Para Adriano Simões, entre vários outros problemas, um país e um mundo em que o culto à imagem tomou dimensões patológicas fica cada vez mais difícil perceber equilíbrio e parâmetros saudáveis nos hábitos alimentares e nas preocupações estéticas de parte da população que tem esses valores como parte intrínseca de suas vidas. “Na maioria dos casos, percebem-se exageros, crenças infundadas e equívocos na procura por padrões, em sua maioria, inatingíveis. Em muitos casos com danos significativos para saúde física e mental.”

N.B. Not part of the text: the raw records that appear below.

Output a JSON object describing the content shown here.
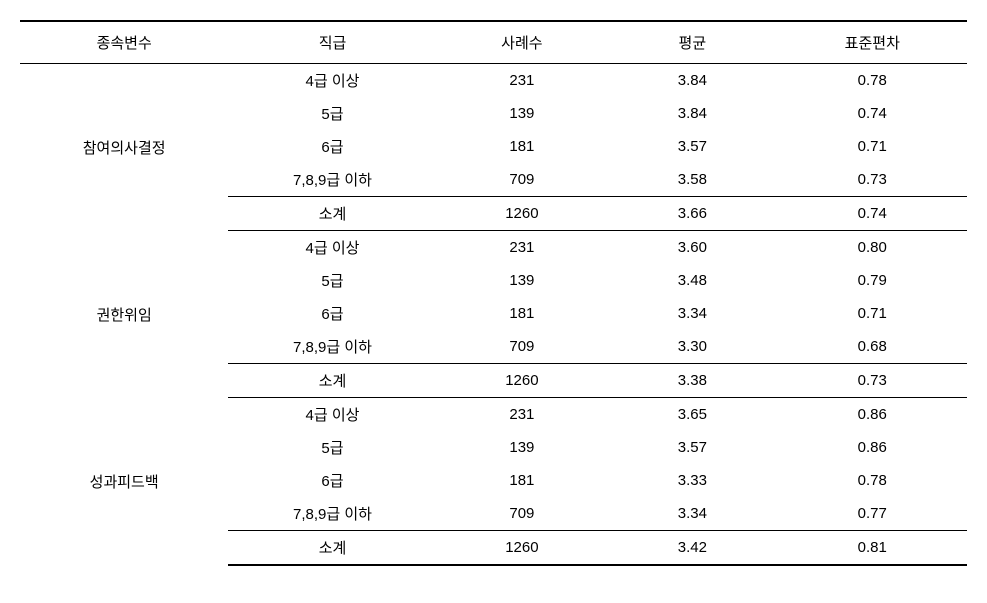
{
  "table": {
    "type": "table",
    "background_color": "#ffffff",
    "text_color": "#000000",
    "border_color": "#000000",
    "font_size_pt": 11,
    "columns": [
      {
        "key": "dep_var",
        "label": "종속변수",
        "align": "center"
      },
      {
        "key": "rank",
        "label": "직급",
        "align": "center"
      },
      {
        "key": "n",
        "label": "사례수",
        "align": "center"
      },
      {
        "key": "mean",
        "label": "평균",
        "align": "center"
      },
      {
        "key": "sd",
        "label": "표준편차",
        "align": "center"
      }
    ],
    "groups": [
      {
        "dep_var": "참여의사결정",
        "rows": [
          {
            "rank": "4급 이상",
            "n": "231",
            "mean": "3.84",
            "sd": "0.78"
          },
          {
            "rank": "5급",
            "n": "139",
            "mean": "3.84",
            "sd": "0.74"
          },
          {
            "rank": "6급",
            "n": "181",
            "mean": "3.57",
            "sd": "0.71"
          },
          {
            "rank": "7,8,9급 이하",
            "n": "709",
            "mean": "3.58",
            "sd": "0.73"
          }
        ],
        "subtotal": {
          "rank": "소계",
          "n": "1260",
          "mean": "3.66",
          "sd": "0.74"
        }
      },
      {
        "dep_var": "권한위임",
        "rows": [
          {
            "rank": "4급 이상",
            "n": "231",
            "mean": "3.60",
            "sd": "0.80"
          },
          {
            "rank": "5급",
            "n": "139",
            "mean": "3.48",
            "sd": "0.79"
          },
          {
            "rank": "6급",
            "n": "181",
            "mean": "3.34",
            "sd": "0.71"
          },
          {
            "rank": "7,8,9급 이하",
            "n": "709",
            "mean": "3.30",
            "sd": "0.68"
          }
        ],
        "subtotal": {
          "rank": "소계",
          "n": "1260",
          "mean": "3.38",
          "sd": "0.73"
        }
      },
      {
        "dep_var": "성과피드백",
        "rows": [
          {
            "rank": "4급 이상",
            "n": "231",
            "mean": "3.65",
            "sd": "0.86"
          },
          {
            "rank": "5급",
            "n": "139",
            "mean": "3.57",
            "sd": "0.86"
          },
          {
            "rank": "6급",
            "n": "181",
            "mean": "3.33",
            "sd": "0.78"
          },
          {
            "rank": "7,8,9급 이하",
            "n": "709",
            "mean": "3.34",
            "sd": "0.77"
          }
        ],
        "subtotal": {
          "rank": "소계",
          "n": "1260",
          "mean": "3.42",
          "sd": "0.81"
        }
      }
    ]
  }
}
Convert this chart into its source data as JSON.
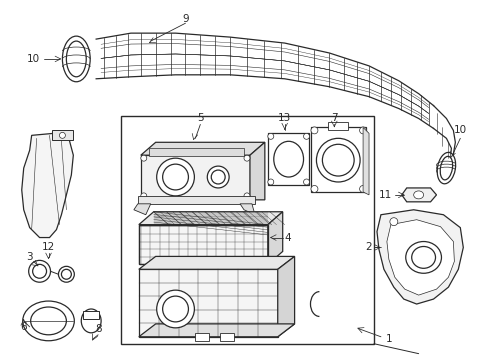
{
  "bg_color": "#ffffff",
  "line_color": "#2a2a2a",
  "lw": 0.9,
  "fig_w": 4.89,
  "fig_h": 3.6,
  "dpi": 100
}
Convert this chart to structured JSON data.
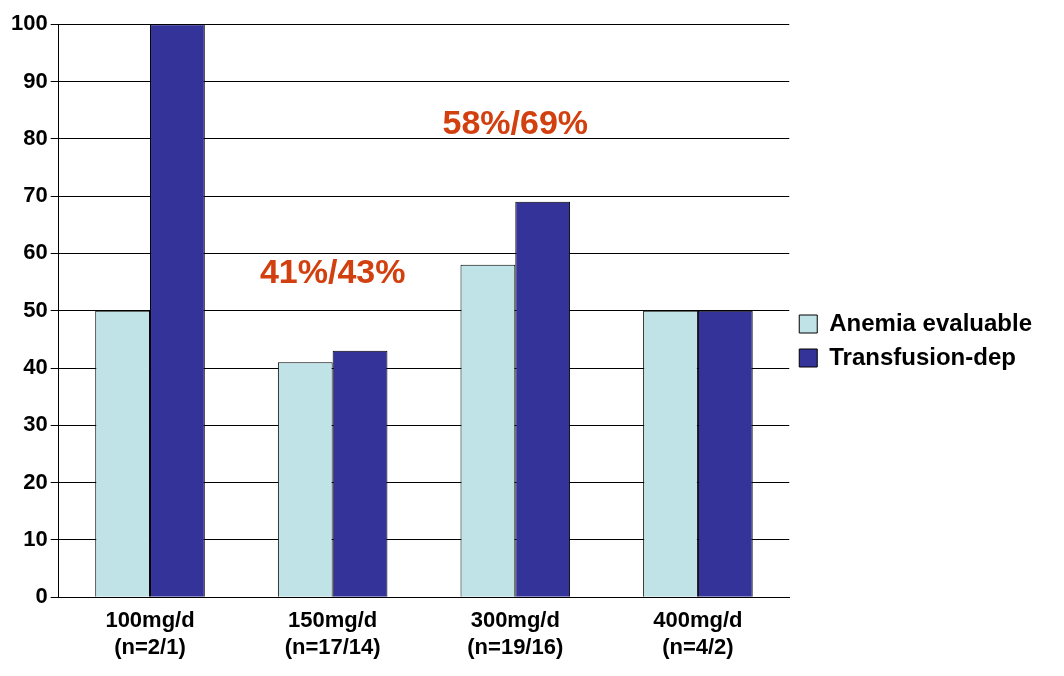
{
  "chart_data": {
    "type": "bar",
    "categories": [
      "100mg/d\n(n=2/1)",
      "150mg/d\n(n=17/14)",
      "300mg/d\n(n=19/16)",
      "400mg/d\n(n=4/2)"
    ],
    "series": [
      {
        "name": "Anemia evaluable",
        "color": "#bfe3e6",
        "values": [
          50,
          41,
          58,
          50
        ]
      },
      {
        "name": "Transfusion-dep",
        "color": "#333399",
        "values": [
          100,
          43,
          69,
          50
        ]
      }
    ],
    "ylim": [
      0,
      100
    ],
    "yticks": [
      0,
      10,
      20,
      30,
      40,
      50,
      60,
      70,
      80,
      90,
      100
    ],
    "grid": "y",
    "legend": "right",
    "annotations": [
      "41%/43%",
      "58%/69%"
    ]
  }
}
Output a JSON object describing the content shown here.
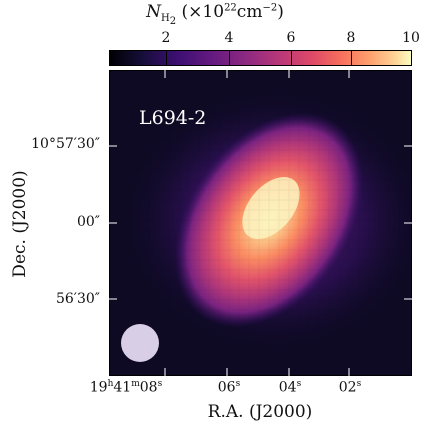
{
  "colorbar": {
    "symbol": "N",
    "subscript": "H",
    "subsub": "2",
    "label_rest": "(×10",
    "exponent": "22",
    "unit": "cm",
    "unit_exp": "−2",
    "close": ")",
    "ticks": [
      "2",
      "4",
      "6",
      "8",
      "10"
    ],
    "range": [
      0.5,
      10
    ],
    "colormap": "magma"
  },
  "map": {
    "source_label": "L694-2",
    "beam": "circle",
    "beam_color": "#d8cfe6"
  },
  "axes": {
    "xlabel": "R.A. (J2000)",
    "ylabel": "Dec. (J2000)",
    "xticks": [
      {
        "h": "19",
        "hs": "h",
        "m": "41",
        "ms": "m",
        "s": "08",
        "ss": "s"
      },
      {
        "s": "06",
        "ss": "s"
      },
      {
        "s": "04",
        "ss": "s"
      },
      {
        "s": "02",
        "ss": "s"
      }
    ],
    "yticks": [
      "10°57′30″",
      "00″",
      "56′30″"
    ]
  }
}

O alerta de Adriano Simões é que as pessoas precisam usar mais o cérebro para se alimentar melhor. Investir na chamada comida de raiz, aquela que é encontrada na feira: frutas, verduras, vegetais, proteína animal, arroz, feijão, ovos, lácteos etc. “Evitem alimentos muito processados. E não é conveniente posições rígidas, evitar algo pouco saudável, mas que se deseja, não significa não poder comer. Na verdade, a restrição costuma ser o primeiro passo para o desequilíbrio. O equilíbrio no hábito alimentar é o melhor caminho. Mas é preciso saber que, quando o perdemos, o caminho para reencontrá-lo e árduo e frequentemente malsucedido. Por isso, é preciso desde cedo cuidar da alimentação, nunca com uma abordagem excessivamente neurótica e restritiva. A comida jamais deve ser uma ameaça, mas um lugar de afeto, encontro, prazer e equilíbrio.”